Analisadaily.com, Batubara — Deru kereta api di jalur Kuala Tanjung kini menyisakan kecemasan bagi warga. Bukannya menjadi simbol kemajuan dan kemudahan logistik, jalur kereta sepanjang 17 kilometer dari Simpang Bandar Tinggi hingga Pelabuhan Kuala Tanjung justru berubah menjadi “jalur maut” yang merenggut nyawa. Dalam kurun waktu 15 bulan terakhir, tercatat sudah 10 nyawa melayang akibat kecelakaan di perlintasan sebidang yang tak terjaga.
Kondisi ini memicu keprihatinan mendalam dari Anggota DPRD Provinsi Sumatera Utara, Ahmad Hadian, yang menyerap langsung aspirasi masyarakat saat melaksanakan reses di Desa Lalang, Kecamatan Medang Deras dan Desa Kuala Tanjung, Kecamatan Sei Suka—dua titik rawan yang dilalui jalur kereta tersebut.
“Ini bukan sekadar angka, ini nyawa masyarakat kita. Dalam waktu 15 bulan, 10 orang meninggal dunia karena tabrakan kereta api. Apakah harus menunggu lebih banyak korban untuk bertindak?” tegas Ahmad Hadian, Kamis (26/6/2025).
Anggota legislatif dari PKS Sumut ini menjelaskan bahwa jalur kereta api ini melintasi kawasan padat penduduk sepanjang 13 kilometer. Dalam lintasan tersebut, terdapat lebih dari 15 perlintasan sebidang—termasuk jalan-jalan kecil desa yang menjadi satu-satunya akses warga ke jalan provinsi. Tingginya frekuensi lalu lintas motor dan mobil kecil di jalur itu membuat risiko kecelakaan sangat besar.
Padahal, menurut rencana awal, hanya tiga perlintasan besar yang akan diaktifkan.

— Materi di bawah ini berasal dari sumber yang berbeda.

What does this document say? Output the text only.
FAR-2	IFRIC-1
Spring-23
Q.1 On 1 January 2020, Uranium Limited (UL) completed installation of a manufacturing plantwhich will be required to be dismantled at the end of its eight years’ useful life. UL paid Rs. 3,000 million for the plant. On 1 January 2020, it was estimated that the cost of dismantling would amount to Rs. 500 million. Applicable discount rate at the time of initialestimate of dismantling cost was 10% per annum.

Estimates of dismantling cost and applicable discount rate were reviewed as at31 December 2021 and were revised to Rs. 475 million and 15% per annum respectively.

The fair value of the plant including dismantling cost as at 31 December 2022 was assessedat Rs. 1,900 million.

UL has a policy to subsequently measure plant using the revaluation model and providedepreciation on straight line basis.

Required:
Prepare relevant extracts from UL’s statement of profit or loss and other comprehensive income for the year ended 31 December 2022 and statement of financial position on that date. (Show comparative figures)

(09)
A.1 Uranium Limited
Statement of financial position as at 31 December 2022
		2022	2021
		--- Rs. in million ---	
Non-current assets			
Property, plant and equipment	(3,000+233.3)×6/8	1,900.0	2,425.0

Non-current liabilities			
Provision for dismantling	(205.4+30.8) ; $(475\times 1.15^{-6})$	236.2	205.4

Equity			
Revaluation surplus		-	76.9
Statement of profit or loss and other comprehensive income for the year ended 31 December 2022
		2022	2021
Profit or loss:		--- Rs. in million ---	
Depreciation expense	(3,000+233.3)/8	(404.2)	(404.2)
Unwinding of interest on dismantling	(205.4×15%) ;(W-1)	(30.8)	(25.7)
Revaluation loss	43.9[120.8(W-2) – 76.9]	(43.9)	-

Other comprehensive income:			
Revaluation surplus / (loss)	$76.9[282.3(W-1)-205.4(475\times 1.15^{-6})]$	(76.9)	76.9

Namun hingga kini, pembangunan dan pengalihan jalan alternatif belum tuntas. Di beberapa titik seperti Kampung Lalang, jalan baru yang seharusnya menggantikan jalan lama justru belum bisa difungsikan maksimal karena pembebasan lahan yang belum rampung.
“Kalau palang pintu dibangun, tapi jalan pengganti belum siap, itu sama saja jebakan. Warga tidak punya pilihan lain selain melintas di jalur berbahaya itu. Pemerintah harus hadir menyelamatkan rakyatnya,” tambah Ustaz Hadian.
Ahmad Hadian mendesak Kementerian Perhubungan melalui Ditjen Perkeretaapian untuk segera menyelesaikan persoalan sosial ini secara serius dan menyeluruh. Ia juga meminta Pemerintah Provinsi Sumatera Utara dan Pemerintah Kabupaten Batubara bahu-membahu mendorong percepatan penyelesaian jalur ini, termasuk dalam urusan pembebasan lahan dan pembangunan jalan kolektor.
Lebih lanjut, ia mengingatkan bahwa jika kondisi ini dibiarkan berlarut-larut, bukan tidak mungkin masyarakat akan kehilangan kesabaran. Protes, blokade, hingga aksi demonstrasi dikhawatirkan akan muncul kembali—mengancam stabilitas dan iklim investasi di kawasan industri strategis Pelabuhan Kuala Tanjung.
“Kita ingin pembangunan berjalan, kita ingin investasi tumbuh, tapi semua itu harus dibarengi dengan keselamatan dan keadilan bagi rakyat. Jangan sampai rakyat Batubara menjadi korban atas nama kemajuan,” tutup Ahmad Hadian.